Drop in commodities, end of 'Chinese exceptionalism' to create new challenges

Emerging markets have seen steady growth over the past two decades, as the rise of China as a superpower and the emergence of India as a major world player has lifted the valuation of emerging markets.
However, Ashish Dewan suggests that the previous insulation from volatility seen in developed markets could soon be dimming for emerging markets. Dewan, senior investment strategist at Vanguard, points to China’s recent economic hiccups and a potential end to previous commodity booms that spurred emerging markets in the past.
“We don't see earnings growth as being as robust going forward as it was in the last two decades,” he said. “In the last two decades, we saw very strong earnings in emerging markets. And there were two reasons for that. The first reason was China exceptionalism. And the second reason was strong commodities.”
The Vanguard FTSE Emerging Markets ETF is weighted heavily in Asia, with China, India and Taiwan making up over 70 per cent of the ETF’s fund. With China and Taiwan playing such a crucial role in the performance of emerging markets as a whole, Dewan cautioned that geopolitical tensions in the South China Sea could further complicate growth in emerging markets.
Strength in the commodity sector has in the past largely shielded Asian emerging markets from inflation, though this is changing as local economies become more service and consumer-oriented, according to Dewan. He says this could leave the emerging markets increasingly vulnerable to the impacts of inflation, particularly if tariffs are elevated and inflation remains persistent.
Dewan suggests that investors should still hold emerging markets, but think about keeping it as a minor component of their portfolios. He says the fundamental benefits of emerging markets – including the possibility of navigating away from other markets’ volatility – remain, even if he is not as bullish on emerging markets now compared to the past.
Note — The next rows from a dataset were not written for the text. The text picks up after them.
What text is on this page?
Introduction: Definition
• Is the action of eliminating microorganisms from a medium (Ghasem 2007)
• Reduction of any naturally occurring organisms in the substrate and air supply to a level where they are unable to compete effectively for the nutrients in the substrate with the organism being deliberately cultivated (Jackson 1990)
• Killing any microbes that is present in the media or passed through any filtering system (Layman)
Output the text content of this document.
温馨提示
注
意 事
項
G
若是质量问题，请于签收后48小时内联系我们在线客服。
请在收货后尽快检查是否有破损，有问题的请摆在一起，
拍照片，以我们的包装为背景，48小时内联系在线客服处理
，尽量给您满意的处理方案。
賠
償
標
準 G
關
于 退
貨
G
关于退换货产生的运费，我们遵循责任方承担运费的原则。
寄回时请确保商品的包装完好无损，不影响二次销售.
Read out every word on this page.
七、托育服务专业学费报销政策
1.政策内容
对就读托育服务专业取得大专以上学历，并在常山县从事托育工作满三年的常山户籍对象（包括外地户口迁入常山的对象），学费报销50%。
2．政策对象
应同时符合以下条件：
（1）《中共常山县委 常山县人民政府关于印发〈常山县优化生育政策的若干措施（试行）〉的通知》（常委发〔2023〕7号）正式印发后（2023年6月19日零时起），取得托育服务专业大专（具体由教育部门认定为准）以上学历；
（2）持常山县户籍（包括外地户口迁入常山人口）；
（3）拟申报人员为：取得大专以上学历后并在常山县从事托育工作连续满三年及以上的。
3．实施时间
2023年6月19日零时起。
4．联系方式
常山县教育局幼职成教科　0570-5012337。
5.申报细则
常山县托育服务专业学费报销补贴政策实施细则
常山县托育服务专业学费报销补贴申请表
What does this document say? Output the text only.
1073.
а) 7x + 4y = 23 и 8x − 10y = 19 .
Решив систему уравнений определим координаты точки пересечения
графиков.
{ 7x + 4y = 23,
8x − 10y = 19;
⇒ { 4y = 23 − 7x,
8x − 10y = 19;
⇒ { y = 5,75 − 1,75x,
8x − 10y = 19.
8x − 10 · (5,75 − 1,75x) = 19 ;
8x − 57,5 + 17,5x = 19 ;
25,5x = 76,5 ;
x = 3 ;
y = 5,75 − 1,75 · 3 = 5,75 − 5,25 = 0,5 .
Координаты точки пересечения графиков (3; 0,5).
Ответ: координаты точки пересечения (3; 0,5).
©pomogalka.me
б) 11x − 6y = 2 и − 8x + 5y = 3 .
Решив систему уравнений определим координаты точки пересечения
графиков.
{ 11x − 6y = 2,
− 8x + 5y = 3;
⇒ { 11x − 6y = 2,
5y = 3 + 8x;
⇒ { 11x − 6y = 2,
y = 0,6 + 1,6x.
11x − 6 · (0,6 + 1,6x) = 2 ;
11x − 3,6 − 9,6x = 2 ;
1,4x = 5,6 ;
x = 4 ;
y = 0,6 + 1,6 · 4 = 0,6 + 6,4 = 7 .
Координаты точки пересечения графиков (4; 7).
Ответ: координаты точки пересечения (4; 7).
“Emerging markets are going to bring some correlation benefits in investors’ portfolios, so they add diversification,” he said. “And even though the individual volatility of the asset class might be high, it can dampen total portfolio volatility because of the non-perfect correlation between emerging markets and other markets. So we advise our clients to still have an allocation to emerging markets.”
Since Trump announced his sweeping tariff policies in February, investors have left US markets in droves to seek safety from the volatility and uncertainty caused by the president’s tariffs. And while this development would on the surface seem to give significant tailwinds to emerging markets, Dewan suggests that investment opportunities look brighter in developed Ex-US markets such as the EU, the UK and Japan. He points to the breaking of Germany’s debt barriers for defence spending, and says that while Ex-US markets do not see the same boosts from the technology sector, their earnings and growth prospects are still higher than those of emerging markets.
“What we see in the developed Ex US market is that balance sheets and income statements for firms actually have a lot of room to grow. So given all those tailwinds, we are more optimistic about developed Ex-US than emerging markets,” he said.
China’s trade dispute with the US has taken centre stage in recent months, though Dewan points to difficult trade relations with countries around the world, including Canada. He says that if other major economies decide to change their trade relations with China, it will cause a dilemma of excess capacity with nowhere to send goods. Dewan also notes China’s aging population and decreasing consumer spending due to economic struggles from its real estate crisis, which has been ongoing since the default of Evergrande Group in 2021.
“US economy hiking tariffs, that's all been front and centre of the news. But what if other economies start having higher tariffs on China?” he said. “Because now China has all this excess capacity, and they can't really sell all that excess capacity, because the US is no longer a reliable trade partner.”
With regards to India – which makes up 22 per cent of Vanguard’s ETF – Dewan suggests there are both signs of strength and weakness in the world’s most populated country. A growing middle class, young population and implementation of tech have bolstered the country’s value, while it has also is less reliant on global trade than China given its massive consumer demand. However, Dewan emphasizes the challenges created by a largely disjointed nation where states tend to act in an isolationist fashion, while regulatory barriers also remain burdensome.
“The Indian states push their own initiatives forward and they don't work in unison as a strong country,” he said. “But there's tailwinds too. There's a very strong, growing middle class and been on the forefront of adopting a lot of technological initiatives.”